Local elections are being held in just over a week’s time. If you are speaking to your candidates on the doorstep this is one of the few opportunities most of us have to question local decision-makers about their policies.
Continually following the same housing model does little to address the housing crisis we face in the UK. Simply building more of the same kinds of housing without addressing problems of affordability, access to services and infrastructure is self-defeating. That only serves to benefit housing developers and those people who can already afford to invest in property, while leaving swathes of the population out in the cold.
Successive governments have wrung their hands over the imbalances and lack of affordability that are endemic in our housing market but they continue to use the same tools to try and solve the problem: promises of increased numbers of new homes and incentives for first time buyers. To-date the strategy hasn’t worked. Property is still unaffordable. There is no indication that current initiatives will fare better than in the past. Worse, there is too much of the wrong kind of housing in the wrong locations and too few affordable homes in the places people want to live and work.

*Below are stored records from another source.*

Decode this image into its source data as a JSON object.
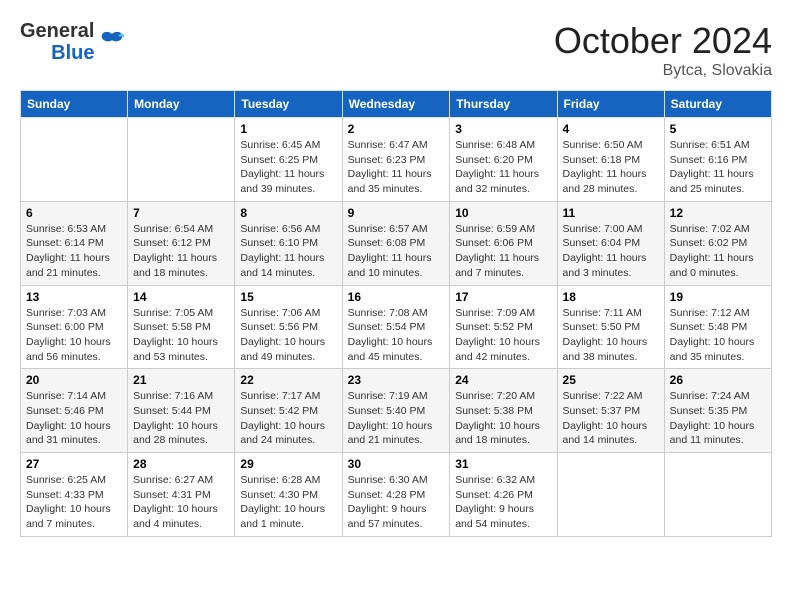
{
  "header": {
    "logo_line1": "General",
    "logo_line2": "Blue",
    "month": "October 2024",
    "location": "Bytca, Slovakia"
  },
  "weekdays": [
    "Sunday",
    "Monday",
    "Tuesday",
    "Wednesday",
    "Thursday",
    "Friday",
    "Saturday"
  ],
  "weeks": [
    [
      {
        "day": "",
        "sunrise": "",
        "sunset": "",
        "daylight": ""
      },
      {
        "day": "",
        "sunrise": "",
        "sunset": "",
        "daylight": ""
      },
      {
        "day": "1",
        "sunrise": "Sunrise: 6:45 AM",
        "sunset": "Sunset: 6:25 PM",
        "daylight": "Daylight: 11 hours and 39 minutes."
      },
      {
        "day": "2",
        "sunrise": "Sunrise: 6:47 AM",
        "sunset": "Sunset: 6:23 PM",
        "daylight": "Daylight: 11 hours and 35 minutes."
      },
      {
        "day": "3",
        "sunrise": "Sunrise: 6:48 AM",
        "sunset": "Sunset: 6:20 PM",
        "daylight": "Daylight: 11 hours and 32 minutes."
      },
      {
        "day": "4",
        "sunrise": "Sunrise: 6:50 AM",
        "sunset": "Sunset: 6:18 PM",
        "daylight": "Daylight: 11 hours and 28 minutes."
      },
      {
        "day": "5",
        "sunrise": "Sunrise: 6:51 AM",
        "sunset": "Sunset: 6:16 PM",
        "daylight": "Daylight: 11 hours and 25 minutes."
      }
    ],
    [
      {
        "day": "6",
        "sunrise": "Sunrise: 6:53 AM",
        "sunset": "Sunset: 6:14 PM",
        "daylight": "Daylight: 11 hours and 21 minutes."
      },
      {
        "day": "7",
        "sunrise": "Sunrise: 6:54 AM",
        "sunset": "Sunset: 6:12 PM",
        "daylight": "Daylight: 11 hours and 18 minutes."
      },
      {
        "day": "8",
        "sunrise": "Sunrise: 6:56 AM",
        "sunset": "Sunset: 6:10 PM",
        "daylight": "Daylight: 11 hours and 14 minutes."
      },
      {
        "day": "9",
        "sunrise": "Sunrise: 6:57 AM",
        "sunset": "Sunset: 6:08 PM",
        "daylight": "Daylight: 11 hours and 10 minutes."
      },
      {
        "day": "10",
        "sunrise": "Sunrise: 6:59 AM",
        "sunset": "Sunset: 6:06 PM",
        "daylight": "Daylight: 11 hours and 7 minutes."
      },
      {
        "day": "11",
        "sunrise": "Sunrise: 7:00 AM",
        "sunset": "Sunset: 6:04 PM",
        "daylight": "Daylight: 11 hours and 3 minutes."
      },
      {
        "day": "12",
        "sunrise": "Sunrise: 7:02 AM",
        "sunset": "Sunset: 6:02 PM",
        "daylight": "Daylight: 11 hours and 0 minutes."
      }
    ],
    [
      {
        "day": "13",
        "sunrise": "Sunrise: 7:03 AM",
        "sunset": "Sunset: 6:00 PM",
        "daylight": "Daylight: 10 hours and 56 minutes."
      },
      {
        "day": "14",
        "sunrise": "Sunrise: 7:05 AM",
        "sunset": "Sunset: 5:58 PM",
        "daylight": "Daylight: 10 hours and 53 minutes."
      },
      {
        "day": "15",
        "sunrise": "Sunrise: 7:06 AM",
        "sunset": "Sunset: 5:56 PM",
        "daylight": "Daylight: 10 hours and 49 minutes."
      },
      {
        "day": "16",
        "sunrise": "Sunrise: 7:08 AM",
        "sunset": "Sunset: 5:54 PM",
        "daylight": "Daylight: 10 hours and 45 minutes."
      },
      {
        "day": "17",
        "sunrise": "Sunrise: 7:09 AM",
        "sunset": "Sunset: 5:52 PM",
        "daylight": "Daylight: 10 hours and 42 minutes."
      },
      {
        "day": "18",
        "sunrise": "Sunrise: 7:11 AM",
        "sunset": "Sunset: 5:50 PM",
        "daylight": "Daylight: 10 hours and 38 minutes."
      },
      {
        "day": "19",
        "sunrise": "Sunrise: 7:12 AM",
        "sunset": "Sunset: 5:48 PM",
        "daylight": "Daylight: 10 hours and 35 minutes."
      }
    ],
    [
      {
        "day": "20",
        "sunrise": "Sunrise: 7:14 AM",
        "sunset": "Sunset: 5:46 PM",
        "daylight": "Daylight: 10 hours and 31 minutes."
      },
      {
        "day": "21",
        "sunrise": "Sunrise: 7:16 AM",
        "sunset": "Sunset: 5:44 PM",
        "daylight": "Daylight: 10 hours and 28 minutes."
      },
      {
        "day": "22",
        "sunrise": "Sunrise: 7:17 AM",
        "sunset": "Sunset: 5:42 PM",
        "daylight": "Daylight: 10 hours and 24 minutes."
      },
      {
        "day": "23",
        "sunrise": "Sunrise: 7:19 AM",
        "sunset": "Sunset: 5:40 PM",
        "daylight": "Daylight: 10 hours and 21 minutes."
      },
      {
        "day": "24",
        "sunrise": "Sunrise: 7:20 AM",
        "sunset": "Sunset: 5:38 PM",
        "daylight": "Daylight: 10 hours and 18 minutes."
      },
      {
        "day": "25",
        "sunrise": "Sunrise: 7:22 AM",
        "sunset": "Sunset: 5:37 PM",
        "daylight": "Daylight: 10 hours and 14 minutes."
      },
      {
        "day": "26",
        "sunrise": "Sunrise: 7:24 AM",
        "sunset": "Sunset: 5:35 PM",
        "daylight": "Daylight: 10 hours and 11 minutes."
      }
    ],
    [
      {
        "day": "27",
        "sunrise": "Sunrise: 6:25 AM",
        "sunset": "Sunset: 4:33 PM",
        "daylight": "Daylight: 10 hours and 7 minutes."
      },
      {
        "day": "28",
        "sunrise": "Sunrise: 6:27 AM",
        "sunset": "Sunset: 4:31 PM",
        "daylight": "Daylight: 10 hours and 4 minutes."
      },
      {
        "day": "29",
        "sunrise": "Sunrise: 6:28 AM",
        "sunset": "Sunset: 4:30 PM",
        "daylight": "Daylight: 10 hours and 1 minute."
      },
      {
        "day": "30",
        "sunrise": "Sunrise: 6:30 AM",
        "sunset": "Sunset: 4:28 PM",
        "daylight": "Daylight: 9 hours and 57 minutes."
      },
      {
        "day": "31",
        "sunrise": "Sunrise: 6:32 AM",
        "sunset": "Sunset: 4:26 PM",
        "daylight": "Daylight: 9 hours and 54 minutes."
      },
      {
        "day": "",
        "sunrise": "",
        "sunset": "",
        "daylight": ""
      },
      {
        "day": "",
        "sunrise": "",
        "sunset": "",
        "daylight": ""
      }
    ]
  ]
}
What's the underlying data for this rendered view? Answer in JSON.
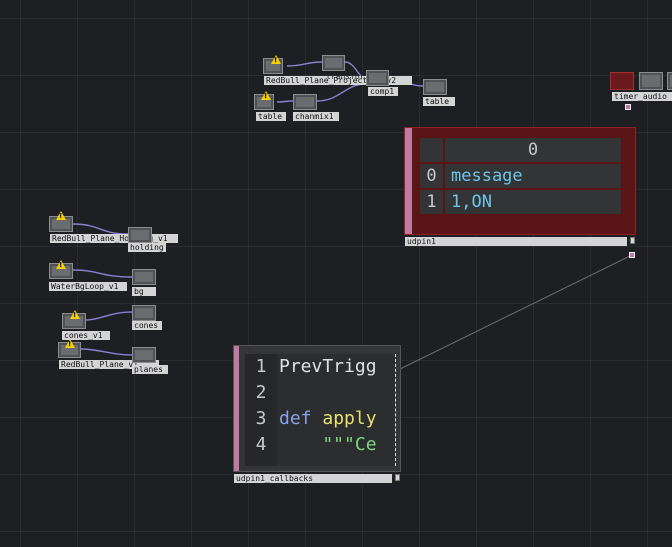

ONS data just published, shows an 8.6% increase in house prices since February 2020. What this means is that the average home is now £250,000 - £20,000 more than the same time last year.
This weeks’ announcement of lower deposits on offer on homes valued at less than £600,000 will help some homebuyers, although lenders may well levy higher interest rates on those taking advantage of the scheme. So the latest bright idea will help some but not all those who want to buy. Richard Donnell, Zoopla’s research and insight director, told the press this week “The scheme will have less impact for buyers in southern England where high house prices are a major barrier to being able to afford a 95% mortgage. This aligns to the levelling up narrative and policy approach of government.”
But is penalising potential housebuyers (and potentially alienating voters) in one part of the country in order to help those elsewhere really the best the government can come up with? Sadly there is no sign from either of the main political parties of a fundamental rethink on meeting our housing needs. But that is what is badly needed if anything is to change.